Data fabric platforms should also focus on data sharing, not within the enterprise but also across enterprise. While focus on API management helps with data sharing, this functionality has to be enhanced further as data sharing also needs to take care of privacy and other data governance needs.
While the earlier platforms similar to data fabric have worked on the enterprise data warehouse as a backbone, data fabric utilizes a data lake as it is the backbone. A data lake is a centralized repository that allows you to store all your structured and unstructured data at any scale. You can store your data as-is, without having to first structure the data, and run different types of analytics – from dashboards and visualizations to big data processing, real-time analytics, and machine learning to guide better decisions.
Data Fabric Players
At the time of writing this article, there are no ratings from Gartner in the form of magic quadrant for Data Fabric Platforms.
Based on industry trends, following are few of the major players:
- Denodo Technologies
- Cambridge Semantics
While the detailed explanation and architecture of these platforms can be covered in a subsequent article, a sample building blocks of Talend data fabric platform is illustrated in the below diagram.

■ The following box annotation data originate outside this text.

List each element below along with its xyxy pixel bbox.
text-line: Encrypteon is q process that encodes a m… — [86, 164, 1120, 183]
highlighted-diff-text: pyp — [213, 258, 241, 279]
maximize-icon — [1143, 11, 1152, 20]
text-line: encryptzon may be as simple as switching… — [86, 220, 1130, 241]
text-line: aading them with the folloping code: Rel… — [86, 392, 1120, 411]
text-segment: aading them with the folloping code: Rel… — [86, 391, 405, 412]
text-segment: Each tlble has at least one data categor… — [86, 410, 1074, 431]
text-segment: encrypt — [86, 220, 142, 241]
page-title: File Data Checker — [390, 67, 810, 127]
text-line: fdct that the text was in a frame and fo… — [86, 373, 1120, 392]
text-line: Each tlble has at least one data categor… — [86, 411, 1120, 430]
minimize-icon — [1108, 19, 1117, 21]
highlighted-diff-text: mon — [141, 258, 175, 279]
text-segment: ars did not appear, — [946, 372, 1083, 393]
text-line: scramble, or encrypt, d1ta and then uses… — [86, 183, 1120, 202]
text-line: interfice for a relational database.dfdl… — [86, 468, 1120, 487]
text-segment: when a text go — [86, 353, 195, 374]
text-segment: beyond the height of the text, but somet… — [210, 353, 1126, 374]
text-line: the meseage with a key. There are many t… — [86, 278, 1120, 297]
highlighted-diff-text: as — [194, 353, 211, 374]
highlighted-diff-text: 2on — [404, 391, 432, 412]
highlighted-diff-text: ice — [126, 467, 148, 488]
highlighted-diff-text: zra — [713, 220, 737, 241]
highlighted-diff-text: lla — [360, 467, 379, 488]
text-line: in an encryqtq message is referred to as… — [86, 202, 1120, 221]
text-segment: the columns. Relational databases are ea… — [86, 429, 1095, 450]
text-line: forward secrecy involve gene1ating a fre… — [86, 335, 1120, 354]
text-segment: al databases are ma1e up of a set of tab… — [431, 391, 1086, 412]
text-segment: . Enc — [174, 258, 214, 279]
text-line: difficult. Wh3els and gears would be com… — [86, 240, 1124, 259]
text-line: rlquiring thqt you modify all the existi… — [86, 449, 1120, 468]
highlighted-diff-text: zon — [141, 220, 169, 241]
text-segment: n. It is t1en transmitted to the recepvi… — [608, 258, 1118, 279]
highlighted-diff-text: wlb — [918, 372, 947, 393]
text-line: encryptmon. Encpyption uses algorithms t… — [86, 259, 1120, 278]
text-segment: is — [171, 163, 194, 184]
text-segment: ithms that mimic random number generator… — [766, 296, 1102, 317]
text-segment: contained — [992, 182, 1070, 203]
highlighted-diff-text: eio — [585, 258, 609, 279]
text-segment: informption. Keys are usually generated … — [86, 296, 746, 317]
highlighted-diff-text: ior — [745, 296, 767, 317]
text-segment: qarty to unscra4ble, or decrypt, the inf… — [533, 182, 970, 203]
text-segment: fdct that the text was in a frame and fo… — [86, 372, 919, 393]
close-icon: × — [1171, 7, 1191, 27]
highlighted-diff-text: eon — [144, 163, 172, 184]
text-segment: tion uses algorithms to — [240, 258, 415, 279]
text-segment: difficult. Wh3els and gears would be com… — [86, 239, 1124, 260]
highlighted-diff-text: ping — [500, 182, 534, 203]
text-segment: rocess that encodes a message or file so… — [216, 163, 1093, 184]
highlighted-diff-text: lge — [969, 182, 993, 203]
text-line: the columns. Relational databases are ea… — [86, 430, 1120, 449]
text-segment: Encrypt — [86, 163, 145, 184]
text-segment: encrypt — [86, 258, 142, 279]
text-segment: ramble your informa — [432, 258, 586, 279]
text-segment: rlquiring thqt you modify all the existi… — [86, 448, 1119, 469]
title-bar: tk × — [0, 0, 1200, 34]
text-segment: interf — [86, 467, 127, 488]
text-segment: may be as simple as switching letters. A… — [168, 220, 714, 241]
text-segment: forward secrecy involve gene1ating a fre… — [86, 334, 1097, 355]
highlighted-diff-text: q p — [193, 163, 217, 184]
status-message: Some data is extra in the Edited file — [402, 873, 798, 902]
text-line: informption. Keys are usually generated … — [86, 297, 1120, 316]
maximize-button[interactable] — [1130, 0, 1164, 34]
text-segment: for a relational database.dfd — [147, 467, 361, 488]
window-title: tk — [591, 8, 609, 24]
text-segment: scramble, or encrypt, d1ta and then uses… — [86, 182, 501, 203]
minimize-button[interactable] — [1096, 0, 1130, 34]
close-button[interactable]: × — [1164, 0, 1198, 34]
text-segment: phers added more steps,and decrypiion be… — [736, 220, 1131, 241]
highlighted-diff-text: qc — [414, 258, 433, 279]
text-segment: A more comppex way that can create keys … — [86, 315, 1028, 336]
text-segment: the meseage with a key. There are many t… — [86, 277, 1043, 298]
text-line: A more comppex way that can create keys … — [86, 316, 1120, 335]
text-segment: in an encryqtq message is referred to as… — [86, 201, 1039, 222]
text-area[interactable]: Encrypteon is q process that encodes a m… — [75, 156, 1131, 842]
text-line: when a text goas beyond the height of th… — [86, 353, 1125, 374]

Enterprises can also think of building their data fabric platform by combining the best of features of various individual components. For example, from the Microsoft ecosystem perspective:
- SQL Server Big Data Clusters has data virtualization capabilities
- Azure Purview has data governance and metadata management capabilities
- Azure Data Lake Storage provides data lake capabilities
- Azure Cosmos DB has graph database engine
- Azure Data Factory has data integration features
- Azure Machine Learning and SQL Server have machine learning capabilities
However, as evident, we are yet to see strong products and platforms in the areas of multi cloud data management, especially data virtualization across cloud providers in a performance focused manner.